Aurelia Compiler & MLIR
A deep dive into the MLIR lowering process and build infrastructure.
Technical Deep Dive: Aurelia’s Compiler
The Aurelia compiler is a sophisticated multi-stage toolchain that leverages the latest advancements in LLVM and MLIR to provide a bridge between mathematical research and hardware execution.
The MLIR Lowering Process
Aurelia’s compiler architecture is built on the principle of progressive lowering. The source code is first parsed into an Abstract Syntax Tree (AST), which is then lowered into a series of MLIR dialects.

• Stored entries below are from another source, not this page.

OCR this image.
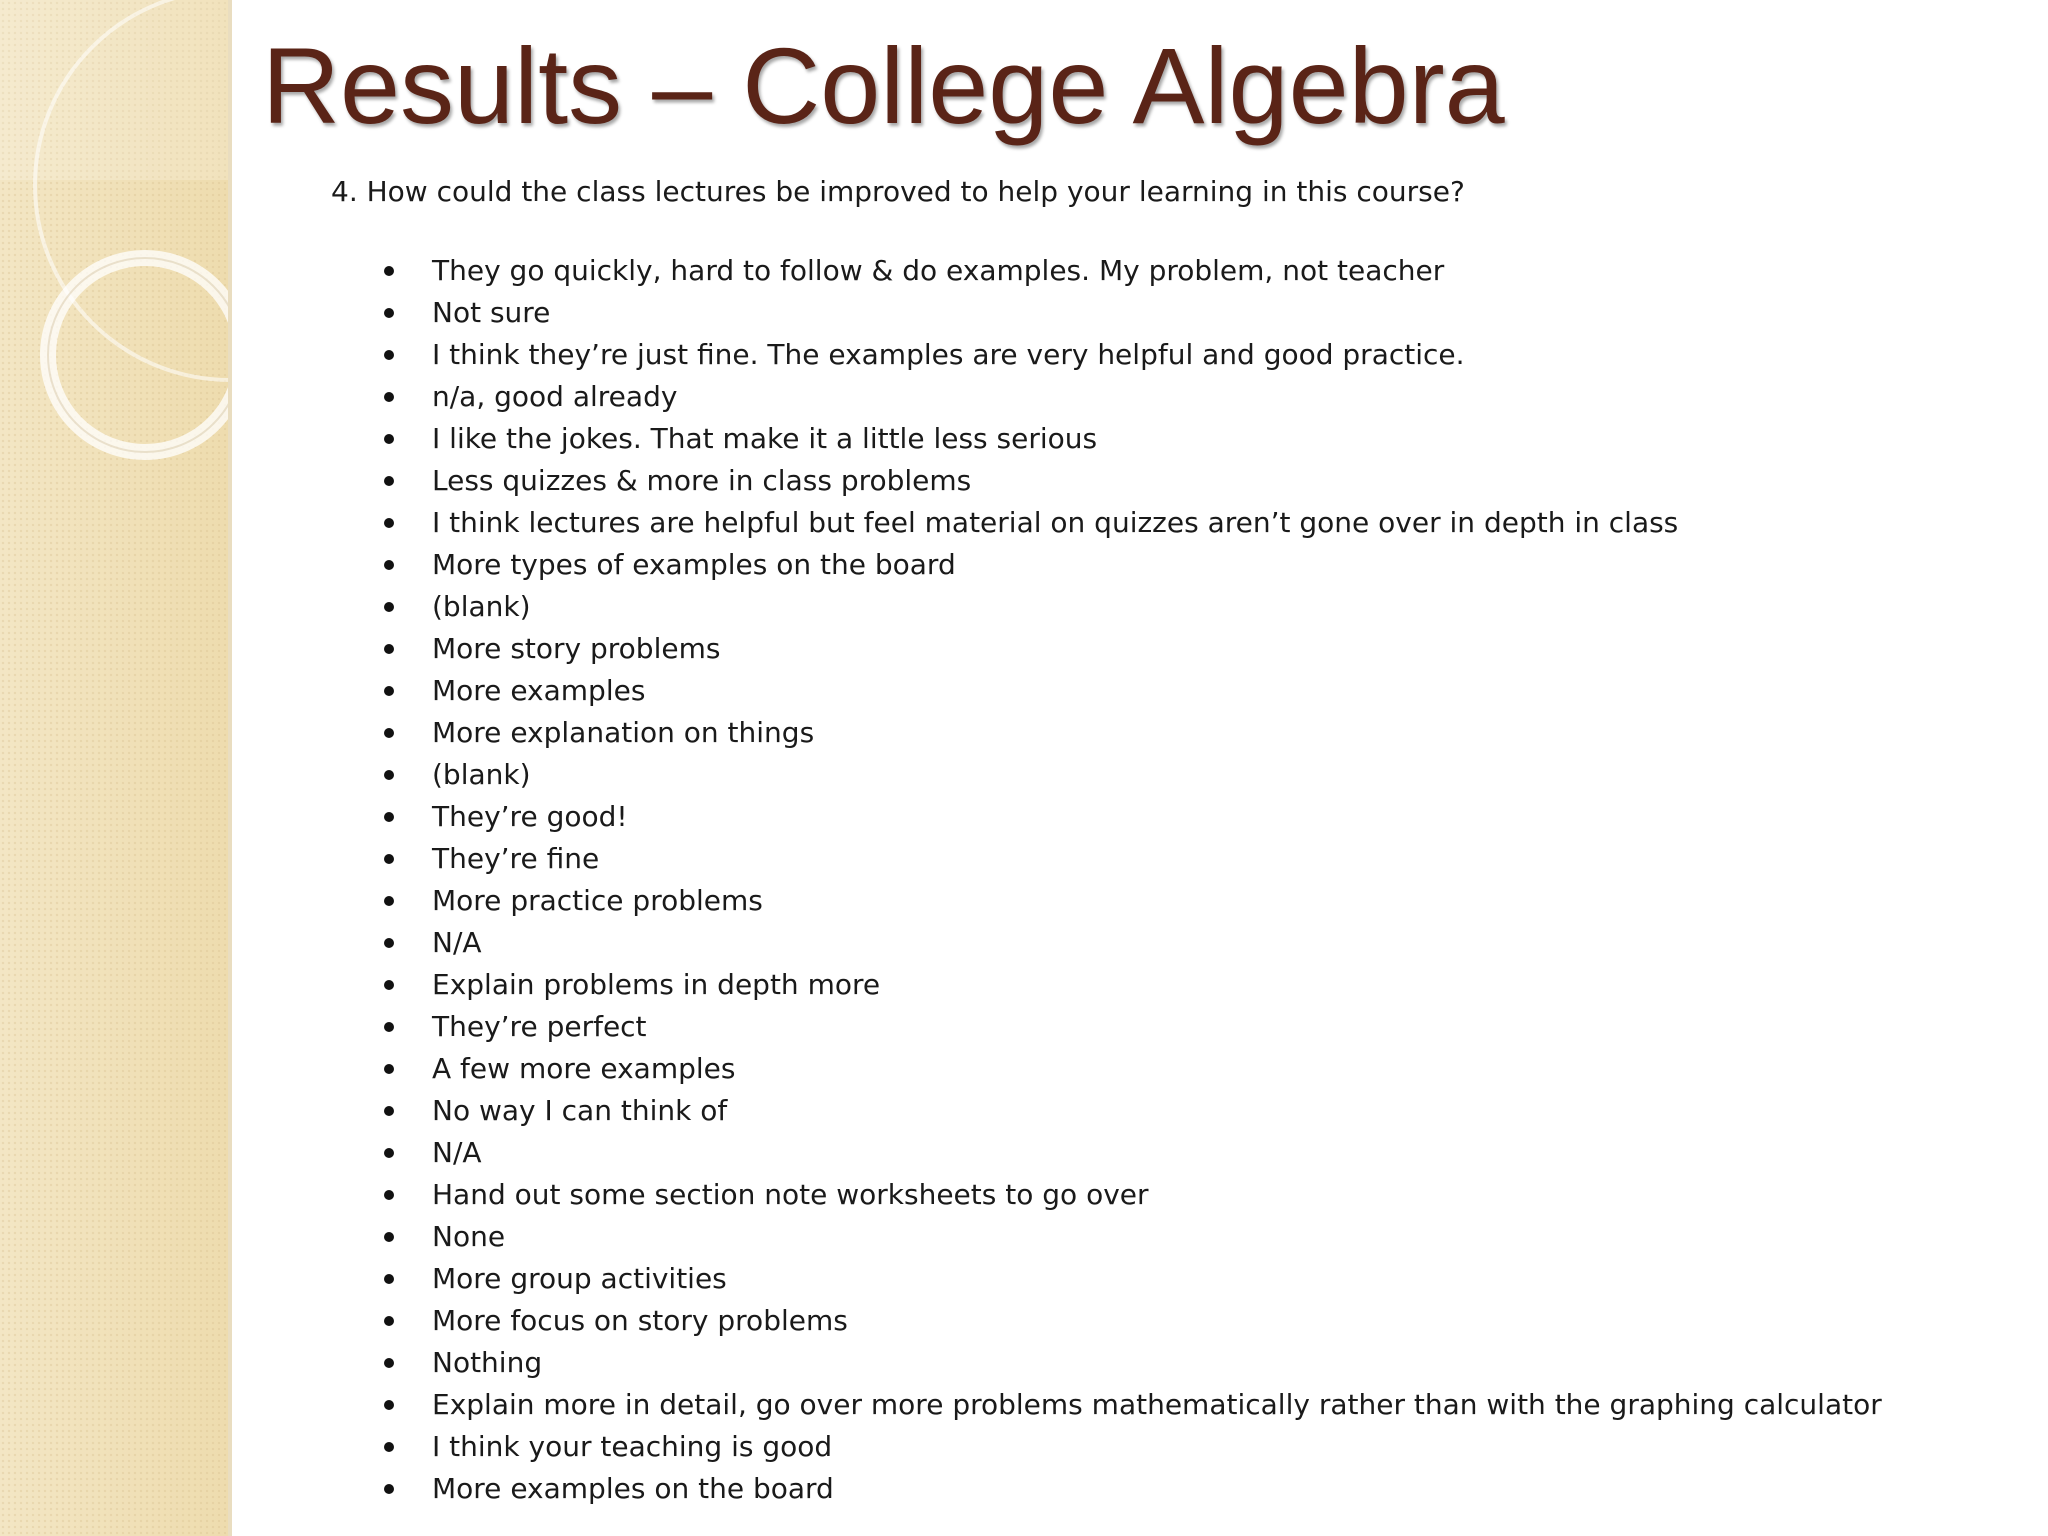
Results – College Algebra
4. How could the class lectures be improved to help your learning in this course?
They go quickly, hard to follow & do examples. My problem, not teacher
Not sure
I think they’re just fine. The examples are very helpful and good practice.
n/a, good already
I like the jokes. That make it a little less serious
Less quizzes & more in class problems
I think lectures are helpful but feel material on quizzes aren’t gone over in depth in class
More types of examples on the board
(blank)
More story problems
More examples
More explanation on things
(blank)
They’re good!
They’re fine
More practice problems
N/A
Explain problems in depth more
They’re perfect
A few more examples
No way I can think of
N/A
Hand out some section note worksheets to go over
None
More group activities
More focus on story problems
Nothing
Explain more in detail, go over more problems mathematically rather than with the graphing calculator
I think your teaching is good
More examples on the board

- Aurelia High-Level Dialect (AHL): Captures the intent of the programmer, including tensor shapes, differentiation attributes, and parallel loop constructs.
- Tensor Dialect: Performs shape inference and symbolic verification. Ensures that all tensor operations are mathematically sound.
- Linalg and MemRef Dialects: Maps tensor operations to specific memory buffers (MemRefs). This is where the Neuro-Linear Predictive Allocator inserts pre-fetch hints.
- Tiling and Fusion: Breaks down large tensor operations into smaller “tiles” that fit into the NPU’s local memory. Fuses consecutive operators (e.g., convolution + ReLU) into a single execution kernel.
- LLVM IR and Machine Code: The optimized MLIR is lowered to LLVM Intermediate Representation, compiled into machine code for specific GPU or NPU targets.
Formal Verification
A unique feature of the Aurelia language is its “Paper-First” verification capability. DeepcometAI has introduced attributes like @paper, @invariant, and @experiment to allow researchers to encode mathematical proofs directly into the source code.